藤井)日米関係はどうなるのかと心配していましたが、26日の日米首脳会談で日米共同声明が出て、TAGが決まった。日米物品貿易協定と言われていますが、これは「物品だけに限った自由貿易協定」と言えば分かりやすいと思います。結論から言うと、日本にとっては非常にありがたい話です。トランプ政権は多国間はダメなので、TPPは拒絶なのです。これにはいろいろな理由がありますが、特に司法の独立が失われることは大問題だと。国家主権が失われることになるという解釈で、そのため2国間でやりたいと言うのです。
2国間でやる場合、日本側は自由貿易協定をやられてしまうと「アメリカに良いようにされるのでは」と恐れていますが、僕は自由貿易協定を、日本は受けて立つべきだという考え方です。貿易黒字を持っているのはどちらなのか。日本側が強いので恐れることはないと思いますが、アメリカが強いのはサービス貿易なのです。物の輸出、工業製品に関しては日本が強い。農業はアメリカの方が強いという簡単な図式です。
サービスのアメリカにとっていちばんの強み、金融、保険、通信や、教育も入ると思いますが、これを「とりあえずギブアップする。物だけで良いよ」と。これは日本にとって大変ありがたいことで、いままでやってきたなかで、落としどころも大体見えている。やっている最中は、自動車に対する関税は日本車に掛けないと約束していますし。農業関係にはかつてやった妥協…EPA協定などがありますが、「そのとき以上には妥協しません、結構です」とアメリカが言っている。だから怖いものはもう無いのです。

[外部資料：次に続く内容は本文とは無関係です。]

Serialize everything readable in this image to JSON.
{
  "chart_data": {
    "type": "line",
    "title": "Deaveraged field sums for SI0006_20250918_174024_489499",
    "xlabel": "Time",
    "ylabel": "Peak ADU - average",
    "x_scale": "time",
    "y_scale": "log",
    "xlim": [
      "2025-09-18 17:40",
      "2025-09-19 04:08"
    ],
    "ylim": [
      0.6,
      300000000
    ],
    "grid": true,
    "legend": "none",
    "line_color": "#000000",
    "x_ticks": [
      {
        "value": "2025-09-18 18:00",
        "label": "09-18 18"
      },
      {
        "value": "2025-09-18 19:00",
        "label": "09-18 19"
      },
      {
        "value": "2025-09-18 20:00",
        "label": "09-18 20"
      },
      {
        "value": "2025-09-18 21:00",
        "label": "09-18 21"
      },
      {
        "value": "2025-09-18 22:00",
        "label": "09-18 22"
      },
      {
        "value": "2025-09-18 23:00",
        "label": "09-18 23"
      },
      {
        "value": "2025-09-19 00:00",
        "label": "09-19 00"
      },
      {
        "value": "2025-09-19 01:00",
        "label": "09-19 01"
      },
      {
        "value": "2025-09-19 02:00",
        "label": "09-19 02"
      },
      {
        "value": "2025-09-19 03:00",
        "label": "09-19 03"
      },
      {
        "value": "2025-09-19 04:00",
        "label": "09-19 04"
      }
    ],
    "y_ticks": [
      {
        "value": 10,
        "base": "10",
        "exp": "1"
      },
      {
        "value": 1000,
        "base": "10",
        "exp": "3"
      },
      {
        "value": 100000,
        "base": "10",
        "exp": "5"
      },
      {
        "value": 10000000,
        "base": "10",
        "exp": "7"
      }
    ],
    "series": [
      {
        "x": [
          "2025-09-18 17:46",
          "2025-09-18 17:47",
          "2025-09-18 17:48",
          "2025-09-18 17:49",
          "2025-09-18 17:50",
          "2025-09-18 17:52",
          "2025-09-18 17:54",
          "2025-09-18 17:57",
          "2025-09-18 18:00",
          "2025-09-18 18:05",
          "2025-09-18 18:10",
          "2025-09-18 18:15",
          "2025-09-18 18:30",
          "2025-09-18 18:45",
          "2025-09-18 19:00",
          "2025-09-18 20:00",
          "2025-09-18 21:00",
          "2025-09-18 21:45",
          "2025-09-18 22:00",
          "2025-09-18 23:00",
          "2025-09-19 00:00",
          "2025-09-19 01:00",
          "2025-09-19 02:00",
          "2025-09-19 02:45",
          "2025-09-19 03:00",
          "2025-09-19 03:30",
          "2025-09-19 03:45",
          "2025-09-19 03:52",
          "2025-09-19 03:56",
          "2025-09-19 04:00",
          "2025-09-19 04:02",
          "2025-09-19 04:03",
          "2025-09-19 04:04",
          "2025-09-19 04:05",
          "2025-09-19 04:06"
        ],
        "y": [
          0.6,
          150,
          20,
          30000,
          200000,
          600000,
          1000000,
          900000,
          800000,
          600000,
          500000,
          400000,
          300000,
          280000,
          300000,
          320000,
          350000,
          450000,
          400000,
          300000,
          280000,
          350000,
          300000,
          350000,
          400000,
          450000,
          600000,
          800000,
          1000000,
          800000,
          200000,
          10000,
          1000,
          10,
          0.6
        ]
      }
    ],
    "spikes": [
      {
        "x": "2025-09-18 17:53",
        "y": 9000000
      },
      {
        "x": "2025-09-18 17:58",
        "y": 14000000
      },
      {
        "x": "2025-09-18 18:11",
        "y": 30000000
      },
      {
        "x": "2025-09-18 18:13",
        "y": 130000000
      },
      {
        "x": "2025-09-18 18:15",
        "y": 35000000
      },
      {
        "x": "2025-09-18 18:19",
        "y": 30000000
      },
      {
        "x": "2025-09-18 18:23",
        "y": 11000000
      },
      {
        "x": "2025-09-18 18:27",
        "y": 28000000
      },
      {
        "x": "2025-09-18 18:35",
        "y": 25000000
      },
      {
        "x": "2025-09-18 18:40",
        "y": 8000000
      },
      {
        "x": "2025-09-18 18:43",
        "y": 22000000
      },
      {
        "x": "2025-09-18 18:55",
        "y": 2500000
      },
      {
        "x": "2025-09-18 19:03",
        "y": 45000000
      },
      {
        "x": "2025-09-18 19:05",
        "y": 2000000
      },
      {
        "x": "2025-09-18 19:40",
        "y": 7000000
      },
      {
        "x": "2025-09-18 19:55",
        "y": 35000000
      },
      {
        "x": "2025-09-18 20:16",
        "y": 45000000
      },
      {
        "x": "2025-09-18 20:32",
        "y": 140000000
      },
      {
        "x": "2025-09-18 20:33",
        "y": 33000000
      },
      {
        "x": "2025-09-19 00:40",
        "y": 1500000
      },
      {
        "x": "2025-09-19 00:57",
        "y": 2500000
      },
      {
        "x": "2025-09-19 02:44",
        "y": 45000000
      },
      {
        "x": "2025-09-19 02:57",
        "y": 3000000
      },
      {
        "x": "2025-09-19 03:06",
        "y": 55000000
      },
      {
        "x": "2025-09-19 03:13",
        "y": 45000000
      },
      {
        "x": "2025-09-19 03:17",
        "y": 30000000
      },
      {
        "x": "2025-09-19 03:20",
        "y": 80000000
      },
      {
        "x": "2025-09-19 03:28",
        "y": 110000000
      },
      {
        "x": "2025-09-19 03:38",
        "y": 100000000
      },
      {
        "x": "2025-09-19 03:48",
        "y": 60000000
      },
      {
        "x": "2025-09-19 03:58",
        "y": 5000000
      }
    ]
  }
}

飯田)日本のメディアは、これで「譲歩した」とか「押し切られた」などと言っていますが。

藤井)譲歩は両方しないと(笑)。

飯田)片方だけ勝つということはないですからね。

藤井)だけどアメリカの側が譲歩した方が圧倒的に多いですよね。

飯田)他の例を見ると(笑)。

藤井)僕はこれを見て、なぜこんなにあっさり通ったのかと思いました。でもこれは、対中国で日本を抱き込まなければいけないから、アメリカにしてみれば相当妥協したなと。ただ、「後からサービス貿易の話はやりますよ、次の段階で」ということに…。

飯田)その釘刺しは一応、入っていますよね。

藤井)入っていますからね。また議会が2人決議で、これをやれということを言ってくる可能性があります。しかしとりあえずは、安倍さんは良い条件を勝ち取ったなと思っています。